BALOCHISTAN MEMBARA: KENAPA KAYA TAPI MISKIN? - Berita Dunia
← Kembali

BALOCHISTAN MEMBARA: KENAPA KAYA TAPI MISKIN?

Foto Berita

Pertempuran sengit kembali berkobar di Provinsi Balochistan, Pakistan, terutama di kota gurun Nushki. Pasukan keamanan Pakistan harus mengerahkan helikopter dan drone untuk merebut kembali kendali dari kelompok pemberontak. Baku tembak selama tiga hari ini menewaskan puluhan petugas keamanan dan warga sipil, memicu ketegangan yang semakin memanas di wilayah kaya mineral tersebut.

Kepolisian pada Rabu (waktu setempat) mengonfirmasi Nushki berhasil diamankan, namun tujuh petugas tewas dalam insiden tersebut. Sementara itu, kelompok separatis Tentara Pembebasan Balochistan (BLA) mengklaim melancarkan serangkaian serangan sejak Sabtu lalu, menargetkan bank, sekolah, pasar, dan instalasi keamanan di seluruh provinsi terbesar dan termiskin di Pakistan ini. Pihak berwenang Pakistan melaporkan 197 'teroris' tewas dalam operasi kontraterorisme. Namun, BLA punya klaim berbeda, menyatakan telah menewaskan 280 tentara Pakistan dalam operasi yang mereka sebut 'Herof'.

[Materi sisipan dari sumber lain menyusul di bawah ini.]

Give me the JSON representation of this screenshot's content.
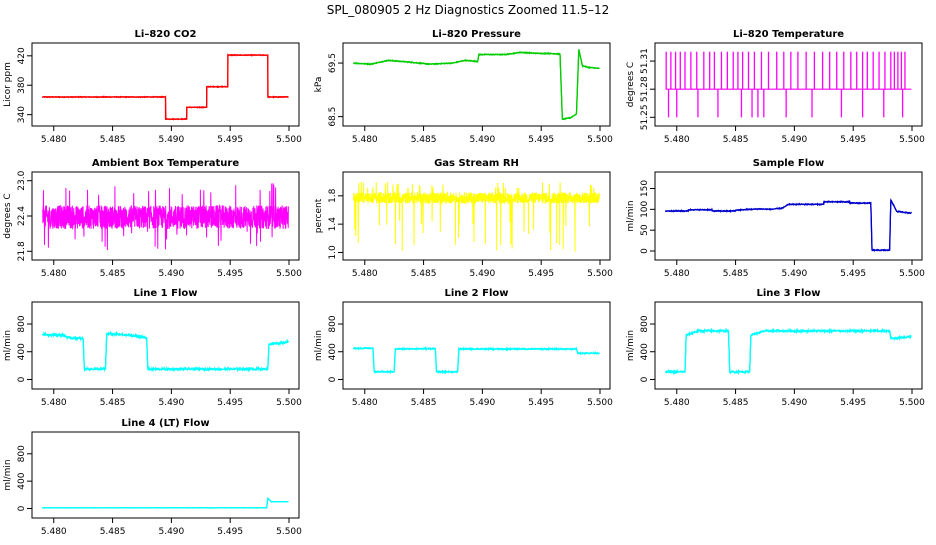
{
  "title": "SPL_080905  2 Hz Diagnostics Zoomed 11.5–12",
  "chart_data": [
    {
      "type": "line",
      "title": "Li–820 CO2",
      "ylabel": "Licor ppm",
      "color": "#ff0000",
      "xlim": [
        5.479,
        5.5
      ],
      "ylim": [
        330,
        432
      ],
      "xticks": [
        "5.480",
        "5.485",
        "5.490",
        "5.495",
        "5.500"
      ],
      "yticks": [
        340,
        380,
        420
      ],
      "ytick_labels": [
        "340",
        "380",
        "420"
      ],
      "noise": 0.5,
      "segments": [
        [
          5.479,
          364
        ],
        [
          5.4895,
          364
        ],
        [
          5.4895,
          334
        ],
        [
          5.4913,
          334
        ],
        [
          5.4913,
          350
        ],
        [
          5.493,
          350
        ],
        [
          5.493,
          378
        ],
        [
          5.4948,
          378
        ],
        [
          5.4948,
          421
        ],
        [
          5.4982,
          421
        ],
        [
          5.4982,
          364
        ],
        [
          5.49995,
          364
        ]
      ]
    },
    {
      "type": "line",
      "title": "Li–820 Pressure",
      "ylabel": "kPa",
      "color": "#00cc00",
      "xlim": [
        5.479,
        5.5
      ],
      "ylim": [
        68.4,
        69.8
      ],
      "xticks": [
        "5.480",
        "5.485",
        "5.490",
        "5.495",
        "5.500"
      ],
      "yticks": [
        68.5,
        69.5
      ],
      "ytick_labels": [
        "68.5",
        "69.5"
      ],
      "noise": 0.008,
      "segments": [
        [
          5.479,
          69.5
        ],
        [
          5.4805,
          69.48
        ],
        [
          5.482,
          69.55
        ],
        [
          5.4837,
          69.52
        ],
        [
          5.4855,
          69.48
        ],
        [
          5.4875,
          69.5
        ],
        [
          5.4885,
          69.55
        ],
        [
          5.4896,
          69.53
        ],
        [
          5.4897,
          69.66
        ],
        [
          5.492,
          69.66
        ],
        [
          5.4932,
          69.7
        ],
        [
          5.4948,
          69.68
        ],
        [
          5.4956,
          69.68
        ],
        [
          5.4966,
          69.67
        ],
        [
          5.4968,
          68.45
        ],
        [
          5.4975,
          68.48
        ],
        [
          5.498,
          68.55
        ],
        [
          5.4982,
          69.76
        ],
        [
          5.4985,
          69.45
        ],
        [
          5.499,
          69.42
        ],
        [
          5.49995,
          69.4
        ]
      ]
    },
    {
      "type": "step",
      "title": "Li–820 Temperature",
      "ylabel": "degrees C",
      "color": "#ff00ff",
      "xlim": [
        5.479,
        5.5
      ],
      "ylim": [
        51.245,
        51.325
      ],
      "xticks": [
        "5.480",
        "5.485",
        "5.490",
        "5.495",
        "5.500"
      ],
      "yticks": [
        51.25,
        51.28,
        51.31
      ],
      "ytick_labels": [
        "51.25",
        "51.28",
        "51.31"
      ],
      "base": 51.28,
      "high": 51.32,
      "low": 51.25,
      "up_spikes": [
        5.4791,
        5.4795,
        5.4799,
        5.4803,
        5.4807,
        5.4812,
        5.4817,
        5.4823,
        5.4828,
        5.4832,
        5.4838,
        5.4843,
        5.4848,
        5.4852,
        5.4856,
        5.4861,
        5.4866,
        5.4872,
        5.4878,
        5.4885,
        5.4891,
        5.4897,
        5.4903,
        5.491,
        5.4917,
        5.4924,
        5.493,
        5.4936,
        5.4942,
        5.4948,
        5.4953,
        5.4958,
        5.4962,
        5.4967,
        5.4972,
        5.4977,
        5.4982,
        5.4985,
        5.4988,
        5.4991,
        5.4994
      ],
      "down_spikes": [
        5.4793,
        5.48,
        5.4818,
        5.4835,
        5.4855,
        5.4864,
        5.4869,
        5.4874,
        5.4893,
        5.4915,
        5.494,
        5.4958,
        5.4976,
        5.4992
      ]
    },
    {
      "type": "noise",
      "title": "Ambient Box Temperature",
      "ylabel": "degrees C",
      "color": "#ff00ff",
      "xlim": [
        5.479,
        5.5
      ],
      "ylim": [
        21.72,
        23.08
      ],
      "xticks": [
        "5.480",
        "5.485",
        "5.490",
        "5.495",
        "5.500"
      ],
      "yticks": [
        21.8,
        22.4,
        23.0
      ],
      "ytick_labels": [
        "21.8",
        "22.4",
        "23.0"
      ],
      "center": 22.38,
      "spread": 0.2,
      "spike_low": 21.8,
      "spike_high": 23.0
    },
    {
      "type": "noise",
      "title": "Gas Stream RH",
      "ylabel": "percent",
      "color": "#ffff00",
      "xlim": [
        5.479,
        5.5
      ],
      "ylim": [
        0.95,
        2.08
      ],
      "xticks": [
        "5.480",
        "5.485",
        "5.490",
        "5.495",
        "5.500"
      ],
      "yticks": [
        1.0,
        1.4,
        1.8
      ],
      "ytick_labels": [
        "1.0",
        "1.4",
        "1.8"
      ],
      "center": 1.77,
      "spread": 0.08,
      "spike_low": 1.0,
      "spike_high": 2.0
    },
    {
      "type": "line",
      "title": "Sample Flow",
      "ylabel": "ml/min",
      "color": "#0000cc",
      "xlim": [
        5.479,
        5.5
      ],
      "ylim": [
        -12,
        180
      ],
      "xticks": [
        "5.480",
        "5.485",
        "5.490",
        "5.495",
        "5.500"
      ],
      "yticks": [
        0,
        50,
        100,
        150
      ],
      "ytick_labels": [
        "0",
        "50",
        "100",
        "150"
      ],
      "noise": 1.2,
      "segments": [
        [
          5.479,
          96
        ],
        [
          5.481,
          96
        ],
        [
          5.481,
          99
        ],
        [
          5.483,
          99
        ],
        [
          5.483,
          96
        ],
        [
          5.485,
          96
        ],
        [
          5.485,
          98
        ],
        [
          5.487,
          101
        ],
        [
          5.488,
          100
        ],
        [
          5.489,
          103
        ],
        [
          5.4895,
          112
        ],
        [
          5.4925,
          112
        ],
        [
          5.4925,
          118
        ],
        [
          5.4947,
          118
        ],
        [
          5.4947,
          115
        ],
        [
          5.4965,
          115
        ],
        [
          5.4966,
          2
        ],
        [
          5.4981,
          2
        ],
        [
          5.4982,
          123
        ],
        [
          5.4987,
          95
        ],
        [
          5.49995,
          91
        ]
      ]
    },
    {
      "type": "line",
      "title": "Line 1 Flow",
      "ylabel": "ml/min",
      "color": "#00ffff",
      "xlim": [
        5.479,
        5.5
      ],
      "ylim": [
        -80,
        1060
      ],
      "xticks": [
        "5.480",
        "5.485",
        "5.490",
        "5.495",
        "5.500"
      ],
      "yticks": [
        0,
        400,
        800
      ],
      "ytick_labels": [
        "0",
        "400",
        "800"
      ],
      "noise": 16,
      "segments": [
        [
          5.479,
          650
        ],
        [
          5.4808,
          640
        ],
        [
          5.4813,
          600
        ],
        [
          5.4825,
          590
        ],
        [
          5.4826,
          150
        ],
        [
          5.4844,
          150
        ],
        [
          5.4845,
          660
        ],
        [
          5.4863,
          640
        ],
        [
          5.4872,
          620
        ],
        [
          5.4879,
          600
        ],
        [
          5.488,
          150
        ],
        [
          5.4982,
          150
        ],
        [
          5.4983,
          510
        ],
        [
          5.49995,
          540
        ]
      ]
    },
    {
      "type": "line",
      "title": "Line 2 Flow",
      "ylabel": "ml/min",
      "color": "#00ffff",
      "xlim": [
        5.479,
        5.5
      ],
      "ylim": [
        -80,
        1060
      ],
      "xticks": [
        "5.480",
        "5.485",
        "5.490",
        "5.495",
        "5.500"
      ],
      "yticks": [
        0,
        400,
        800
      ],
      "ytick_labels": [
        "0",
        "400",
        "800"
      ],
      "noise": 9,
      "segments": [
        [
          5.479,
          450
        ],
        [
          5.4807,
          450
        ],
        [
          5.4808,
          110
        ],
        [
          5.4825,
          110
        ],
        [
          5.4826,
          440
        ],
        [
          5.486,
          445
        ],
        [
          5.4861,
          110
        ],
        [
          5.4879,
          110
        ],
        [
          5.488,
          440
        ],
        [
          5.498,
          440
        ],
        [
          5.4981,
          380
        ],
        [
          5.49995,
          380
        ]
      ]
    },
    {
      "type": "line",
      "title": "Line 3 Flow",
      "ylabel": "ml/min",
      "color": "#00ffff",
      "xlim": [
        5.479,
        5.5
      ],
      "ylim": [
        -80,
        1060
      ],
      "xticks": [
        "5.480",
        "5.485",
        "5.490",
        "5.495",
        "5.500"
      ],
      "yticks": [
        0,
        400,
        800
      ],
      "ytick_labels": [
        "0",
        "400",
        "800"
      ],
      "noise": 14,
      "segments": [
        [
          5.479,
          110
        ],
        [
          5.4807,
          110
        ],
        [
          5.4808,
          640
        ],
        [
          5.4818,
          700
        ],
        [
          5.4844,
          700
        ],
        [
          5.4845,
          110
        ],
        [
          5.4862,
          110
        ],
        [
          5.4863,
          640
        ],
        [
          5.4875,
          700
        ],
        [
          5.4981,
          700
        ],
        [
          5.4982,
          590
        ],
        [
          5.49995,
          620
        ]
      ]
    },
    {
      "type": "line",
      "title": "Line 4 (LT) Flow",
      "ylabel": "ml/min",
      "color": "#00ffff",
      "xlim": [
        5.479,
        5.5
      ],
      "ylim": [
        -80,
        1060
      ],
      "xticks": [
        "5.480",
        "5.485",
        "5.490",
        "5.495",
        "5.500"
      ],
      "yticks": [
        0,
        400,
        800
      ],
      "ytick_labels": [
        "0",
        "400",
        "800"
      ],
      "noise": 2,
      "segments": [
        [
          5.479,
          10
        ],
        [
          5.4981,
          10
        ],
        [
          5.4982,
          150
        ],
        [
          5.4985,
          100
        ],
        [
          5.49995,
          100
        ]
      ]
    }
  ]
}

Kondisi ini menciptakan ketakutan mendalam di kalangan warga. Robina Ali, seorang ibu rumah tangga di Quetta, ibukota provinsi, mengaku khawatir rumahnya hancur akibat ledakan keras yang terjadi. Balochistan memang telah lama menjadi sarang gerakan separatis. Ironisnya, provinsi ini kaya raya akan sumber daya alam seperti batu bara, emas, tembaga, dan gas, yang sebagian besar hasilnya dinikmati pemerintah pusat, sementara masyarakat lokal masih hidup dalam kemiskinan. Hal inilah yang memicu kelompok bersenjata untuk terus melawan, mengklaim menentang eksploitasi.

Kekerasan di Balochistan terus meningkat dalam beberapa tahun terakhir, termasuk insiden penargetan pekerja Tiongkok dan peristiwa serupa di masa lalu yang melibatkan pengepungan kereta api. Sebagai respons, pemerintah Pakistan telah memberlakukan pembatasan keamanan dan melarang perkumpulan publik. Kepala Menteri Balochistan, Sarfraz Bugti, menegaskan tidak akan mundur dalam memerangi terorisme, bahkan menuduh pemberontak mendapat dukungan dari India dan Afghanistan – klaim yang dibantah keras oleh kedua negara. Lebih dari 700 'teroris' diklaim telah dilumpuhkan dalam 12 bulan terakhir, menunjukkan skala konflik yang serius dan berlarut-larut.